December 12th, 2012 in Learning to Drive
Many people feel that selecting a driving instructor is as simple as making one phone call and accepting anybody in a vehicle that is sent to you by your local driving school or Mammoth Corporation like the AA. However, we are here to tell you that this is very rarely the best way to pass your driving test in the quickest, most effective fashion. We would like to give you a few things to think about, and supply you with a step by step process in how to best hand-pick an instructor.
The first statistic I would like to let you ponder is this; the average person requires 47 hours of professional instruction before passing their test. Now as insignificant as this may seem, you need to locate a driving instructor that you have things in common with and consequently will be able to get on with, and learn from efficiently for 47 hours. At AreYouDriving we encourage our instructors to let us know things about themselves, so that learners on our site can get a feel for what kind of person they are contacting. Where ever you are finding your instructor, request as much information on them, however irrelevant as it may seem, until you are satisfied you are making an educated choice.
In making this choice, we would advise that you request a free or reduced price initial lesson to ensure that all aspects are at your liking before progressing with that driving instructor.
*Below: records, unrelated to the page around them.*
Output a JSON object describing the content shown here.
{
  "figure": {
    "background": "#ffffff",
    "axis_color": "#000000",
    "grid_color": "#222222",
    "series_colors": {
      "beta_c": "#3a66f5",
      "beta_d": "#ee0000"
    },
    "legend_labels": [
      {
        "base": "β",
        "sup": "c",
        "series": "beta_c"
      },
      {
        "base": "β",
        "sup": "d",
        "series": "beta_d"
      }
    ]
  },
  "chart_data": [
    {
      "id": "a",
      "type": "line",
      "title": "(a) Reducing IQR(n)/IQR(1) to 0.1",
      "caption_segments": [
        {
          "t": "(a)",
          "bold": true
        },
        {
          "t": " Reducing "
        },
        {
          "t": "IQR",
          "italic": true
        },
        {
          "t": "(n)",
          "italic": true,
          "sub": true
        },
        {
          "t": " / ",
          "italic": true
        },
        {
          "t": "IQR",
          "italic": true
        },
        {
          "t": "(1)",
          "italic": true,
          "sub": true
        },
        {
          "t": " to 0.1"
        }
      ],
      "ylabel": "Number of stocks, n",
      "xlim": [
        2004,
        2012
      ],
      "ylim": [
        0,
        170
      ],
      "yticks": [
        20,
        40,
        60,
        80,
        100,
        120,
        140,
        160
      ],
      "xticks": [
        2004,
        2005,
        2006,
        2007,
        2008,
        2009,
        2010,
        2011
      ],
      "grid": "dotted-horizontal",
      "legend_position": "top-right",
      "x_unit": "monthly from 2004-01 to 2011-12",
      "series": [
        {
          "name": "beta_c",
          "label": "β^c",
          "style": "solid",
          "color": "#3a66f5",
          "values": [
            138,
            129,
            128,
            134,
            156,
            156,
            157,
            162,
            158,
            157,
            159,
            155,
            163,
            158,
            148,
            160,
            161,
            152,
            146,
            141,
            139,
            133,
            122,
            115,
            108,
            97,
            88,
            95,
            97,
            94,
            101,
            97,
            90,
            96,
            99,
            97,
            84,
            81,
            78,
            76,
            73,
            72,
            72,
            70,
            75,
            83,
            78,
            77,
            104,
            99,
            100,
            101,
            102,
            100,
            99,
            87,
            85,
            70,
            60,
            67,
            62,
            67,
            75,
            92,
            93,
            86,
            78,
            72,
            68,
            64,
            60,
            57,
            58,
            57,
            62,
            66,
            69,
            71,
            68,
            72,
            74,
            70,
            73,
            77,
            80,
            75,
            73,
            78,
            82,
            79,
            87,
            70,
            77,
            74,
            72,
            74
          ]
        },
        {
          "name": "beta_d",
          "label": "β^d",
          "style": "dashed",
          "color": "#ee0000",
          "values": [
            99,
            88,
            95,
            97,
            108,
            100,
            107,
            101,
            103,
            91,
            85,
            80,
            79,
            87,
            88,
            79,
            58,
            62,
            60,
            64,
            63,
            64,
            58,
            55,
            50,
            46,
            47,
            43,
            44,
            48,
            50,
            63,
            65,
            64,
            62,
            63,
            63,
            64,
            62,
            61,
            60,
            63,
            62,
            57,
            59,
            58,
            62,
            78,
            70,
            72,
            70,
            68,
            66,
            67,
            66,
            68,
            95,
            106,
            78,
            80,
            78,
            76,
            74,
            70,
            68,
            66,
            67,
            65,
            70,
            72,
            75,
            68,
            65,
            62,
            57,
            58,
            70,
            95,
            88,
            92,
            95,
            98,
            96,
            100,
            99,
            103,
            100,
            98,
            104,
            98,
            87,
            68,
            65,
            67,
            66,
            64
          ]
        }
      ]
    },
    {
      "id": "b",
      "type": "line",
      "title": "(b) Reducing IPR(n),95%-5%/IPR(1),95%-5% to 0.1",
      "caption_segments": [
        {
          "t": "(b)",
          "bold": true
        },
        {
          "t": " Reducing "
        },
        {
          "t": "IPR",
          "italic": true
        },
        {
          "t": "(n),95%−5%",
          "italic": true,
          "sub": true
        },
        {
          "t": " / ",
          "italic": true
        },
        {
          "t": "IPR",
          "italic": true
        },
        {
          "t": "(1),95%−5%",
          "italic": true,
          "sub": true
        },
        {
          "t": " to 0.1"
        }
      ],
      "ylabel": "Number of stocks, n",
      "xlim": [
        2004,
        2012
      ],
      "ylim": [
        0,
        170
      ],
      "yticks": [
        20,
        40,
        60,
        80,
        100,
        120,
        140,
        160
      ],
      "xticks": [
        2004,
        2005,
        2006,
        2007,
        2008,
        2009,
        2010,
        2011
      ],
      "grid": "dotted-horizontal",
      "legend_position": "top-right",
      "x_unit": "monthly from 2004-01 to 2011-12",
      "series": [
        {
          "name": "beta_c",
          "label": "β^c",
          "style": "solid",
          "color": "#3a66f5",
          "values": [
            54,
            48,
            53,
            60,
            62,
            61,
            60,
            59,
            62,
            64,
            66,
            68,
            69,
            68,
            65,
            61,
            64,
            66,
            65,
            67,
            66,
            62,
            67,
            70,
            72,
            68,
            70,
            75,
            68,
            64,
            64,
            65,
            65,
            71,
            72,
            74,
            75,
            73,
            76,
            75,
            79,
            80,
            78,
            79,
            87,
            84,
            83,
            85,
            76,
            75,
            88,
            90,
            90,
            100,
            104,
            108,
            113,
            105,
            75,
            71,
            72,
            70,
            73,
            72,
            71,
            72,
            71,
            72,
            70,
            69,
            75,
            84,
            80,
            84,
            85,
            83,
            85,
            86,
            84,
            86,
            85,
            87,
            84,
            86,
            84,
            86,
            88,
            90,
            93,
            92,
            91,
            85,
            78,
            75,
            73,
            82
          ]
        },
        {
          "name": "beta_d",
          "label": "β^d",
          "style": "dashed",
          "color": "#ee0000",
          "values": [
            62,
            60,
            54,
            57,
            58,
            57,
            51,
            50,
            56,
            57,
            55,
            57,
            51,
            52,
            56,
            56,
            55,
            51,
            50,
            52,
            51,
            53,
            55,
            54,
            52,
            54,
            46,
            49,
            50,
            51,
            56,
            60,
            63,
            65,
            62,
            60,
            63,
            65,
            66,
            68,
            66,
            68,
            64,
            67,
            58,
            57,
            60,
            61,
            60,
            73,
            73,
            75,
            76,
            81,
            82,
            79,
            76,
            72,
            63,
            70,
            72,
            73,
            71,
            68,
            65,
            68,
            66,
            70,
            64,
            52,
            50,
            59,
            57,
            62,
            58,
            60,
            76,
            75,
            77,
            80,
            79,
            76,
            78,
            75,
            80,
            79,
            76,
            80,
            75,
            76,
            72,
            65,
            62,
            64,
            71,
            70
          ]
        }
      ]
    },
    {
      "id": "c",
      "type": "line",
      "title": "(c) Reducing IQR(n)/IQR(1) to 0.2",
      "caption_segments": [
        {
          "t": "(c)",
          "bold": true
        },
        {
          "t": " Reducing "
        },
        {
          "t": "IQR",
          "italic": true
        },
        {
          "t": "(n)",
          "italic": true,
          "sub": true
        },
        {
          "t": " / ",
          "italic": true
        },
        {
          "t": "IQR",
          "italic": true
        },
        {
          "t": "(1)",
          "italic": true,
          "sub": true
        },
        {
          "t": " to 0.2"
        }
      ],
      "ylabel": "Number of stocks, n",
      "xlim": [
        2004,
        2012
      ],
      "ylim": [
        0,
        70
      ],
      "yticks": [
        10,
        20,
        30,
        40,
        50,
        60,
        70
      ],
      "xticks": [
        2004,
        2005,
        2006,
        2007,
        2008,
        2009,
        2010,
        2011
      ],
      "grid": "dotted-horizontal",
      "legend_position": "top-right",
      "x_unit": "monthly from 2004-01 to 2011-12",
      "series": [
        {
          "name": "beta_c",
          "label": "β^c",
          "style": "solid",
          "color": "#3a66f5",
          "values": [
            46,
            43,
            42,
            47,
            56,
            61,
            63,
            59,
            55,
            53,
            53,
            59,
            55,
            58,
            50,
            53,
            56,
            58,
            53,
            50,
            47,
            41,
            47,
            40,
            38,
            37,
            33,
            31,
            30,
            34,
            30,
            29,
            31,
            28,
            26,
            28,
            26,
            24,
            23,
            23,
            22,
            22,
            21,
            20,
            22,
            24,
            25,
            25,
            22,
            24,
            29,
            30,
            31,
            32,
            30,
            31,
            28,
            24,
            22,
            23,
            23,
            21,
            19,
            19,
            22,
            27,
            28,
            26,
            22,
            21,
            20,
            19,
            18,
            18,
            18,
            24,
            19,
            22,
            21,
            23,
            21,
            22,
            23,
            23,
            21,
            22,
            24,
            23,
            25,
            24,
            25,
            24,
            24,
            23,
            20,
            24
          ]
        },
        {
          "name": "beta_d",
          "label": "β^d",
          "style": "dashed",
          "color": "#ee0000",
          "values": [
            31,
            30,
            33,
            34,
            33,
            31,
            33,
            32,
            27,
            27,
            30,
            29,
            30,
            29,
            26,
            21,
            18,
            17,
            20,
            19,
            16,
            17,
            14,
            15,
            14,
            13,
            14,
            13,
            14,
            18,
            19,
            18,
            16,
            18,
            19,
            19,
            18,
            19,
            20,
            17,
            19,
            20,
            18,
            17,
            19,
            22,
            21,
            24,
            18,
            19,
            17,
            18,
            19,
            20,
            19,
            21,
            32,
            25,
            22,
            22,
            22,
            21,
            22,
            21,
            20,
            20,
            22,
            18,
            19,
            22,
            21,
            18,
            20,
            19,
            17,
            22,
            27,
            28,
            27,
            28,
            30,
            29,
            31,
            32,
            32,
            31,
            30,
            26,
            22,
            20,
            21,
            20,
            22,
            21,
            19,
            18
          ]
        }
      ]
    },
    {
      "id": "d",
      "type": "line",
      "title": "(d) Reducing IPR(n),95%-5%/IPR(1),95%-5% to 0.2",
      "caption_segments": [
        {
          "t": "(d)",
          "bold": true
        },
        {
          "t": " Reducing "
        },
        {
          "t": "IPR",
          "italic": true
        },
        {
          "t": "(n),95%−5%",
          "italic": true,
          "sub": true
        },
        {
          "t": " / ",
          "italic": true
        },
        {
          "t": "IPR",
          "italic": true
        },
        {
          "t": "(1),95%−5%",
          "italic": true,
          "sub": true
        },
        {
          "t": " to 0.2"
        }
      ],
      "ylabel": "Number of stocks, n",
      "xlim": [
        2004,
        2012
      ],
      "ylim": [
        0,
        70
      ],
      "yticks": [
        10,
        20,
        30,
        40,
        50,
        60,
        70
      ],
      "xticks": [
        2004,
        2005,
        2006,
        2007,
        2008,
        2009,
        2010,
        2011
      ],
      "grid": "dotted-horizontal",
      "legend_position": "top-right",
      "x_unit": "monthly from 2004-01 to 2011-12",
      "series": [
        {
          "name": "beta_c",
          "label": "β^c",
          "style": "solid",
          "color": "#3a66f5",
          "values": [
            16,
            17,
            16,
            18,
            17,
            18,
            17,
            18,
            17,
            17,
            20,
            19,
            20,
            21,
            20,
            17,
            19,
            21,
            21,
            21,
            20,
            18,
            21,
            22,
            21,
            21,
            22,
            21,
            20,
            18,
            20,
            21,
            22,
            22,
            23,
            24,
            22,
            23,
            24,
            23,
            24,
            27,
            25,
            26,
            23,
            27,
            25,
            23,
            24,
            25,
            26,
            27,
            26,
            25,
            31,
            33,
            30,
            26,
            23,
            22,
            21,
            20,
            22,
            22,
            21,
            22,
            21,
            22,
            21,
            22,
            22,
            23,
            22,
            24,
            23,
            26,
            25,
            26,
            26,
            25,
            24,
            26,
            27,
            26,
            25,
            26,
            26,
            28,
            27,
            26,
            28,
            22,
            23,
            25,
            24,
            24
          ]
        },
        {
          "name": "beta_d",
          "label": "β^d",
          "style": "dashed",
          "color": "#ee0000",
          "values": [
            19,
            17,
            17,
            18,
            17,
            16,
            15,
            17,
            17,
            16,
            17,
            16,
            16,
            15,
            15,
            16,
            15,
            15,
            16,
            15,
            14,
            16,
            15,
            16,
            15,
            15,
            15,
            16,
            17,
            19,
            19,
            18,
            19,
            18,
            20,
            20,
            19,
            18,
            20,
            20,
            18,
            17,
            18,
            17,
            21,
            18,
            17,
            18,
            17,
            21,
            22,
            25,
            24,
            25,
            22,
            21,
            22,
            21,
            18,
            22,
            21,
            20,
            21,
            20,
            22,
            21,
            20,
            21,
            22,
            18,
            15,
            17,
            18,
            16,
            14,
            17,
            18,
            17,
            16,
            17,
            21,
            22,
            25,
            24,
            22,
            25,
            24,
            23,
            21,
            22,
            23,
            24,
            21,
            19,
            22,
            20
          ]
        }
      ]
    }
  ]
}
Asking a friend or relative who they used to learn to drive may be the first port of call when going through this process.
The next step is ensuring that your instructor is an approved driving instructor (ADI), which is a must for any driving instructor that is going to accept money for driving lessons. To find this out, any fully qualified ADI must display a green badge in the windscreen of the car that they are teaching you in. Statistics have shown that 9 out of 10 learners that pass their practical tests first time are taught by a fully qualified ADI, so this is definitely something that we would advise. Another fact about ADIs is that they are regularly checked by the DSA and then given grades, 4 being satisfactory, 5 being good and 6 being excellent. An additional positive aspect of using an ADI is that they are CRB checked, which checks if the instructors have a criminal record.
Another huge aspect that will affect your success in learning to drive is the vehicle that you learn in. Make sure that you are comfortable in the vehicle and that you feel you can learn efficiently with it. Remember, this is your tool, and therefore is effectively one of the most crucial elements. Furthermore, do not tolerate an instructor that is not punctual, and reliable in relation to cancelling and postponing lessons. I doubt that you would be allowed to turn up to work, college, university late on a regular basis, therefore neither should they.
Here are a couple more questions that we advise you to ask when selecting an instructor:
- What is their pass rate for learners sitting the practical test for the first time?
- How long has the instructor been teaching learner drivers?
- How long, and how much, are lessons?
- Will you get a discount for booking a block of lessons in advance?
- Does the tuition vehicle have dual controls?
- Where are you based?
- What times are you available?
- Are any additional study tools involved in the price? Such as DVDs and workbooks.
- Is the instructor male or female? (If this is something you feel is relevant).
When learning with a friend or relative, we would advise that you or the person teaching you purchases a guide such as 'The official guide to accompanying learner drivers.'
This is our how-to guide to selecting a driving instructor. Be as nosey, as patient, as picky as you like, because this is probably the most imperative decision that you can make for your driving life, and prolonged safety behind the wheel.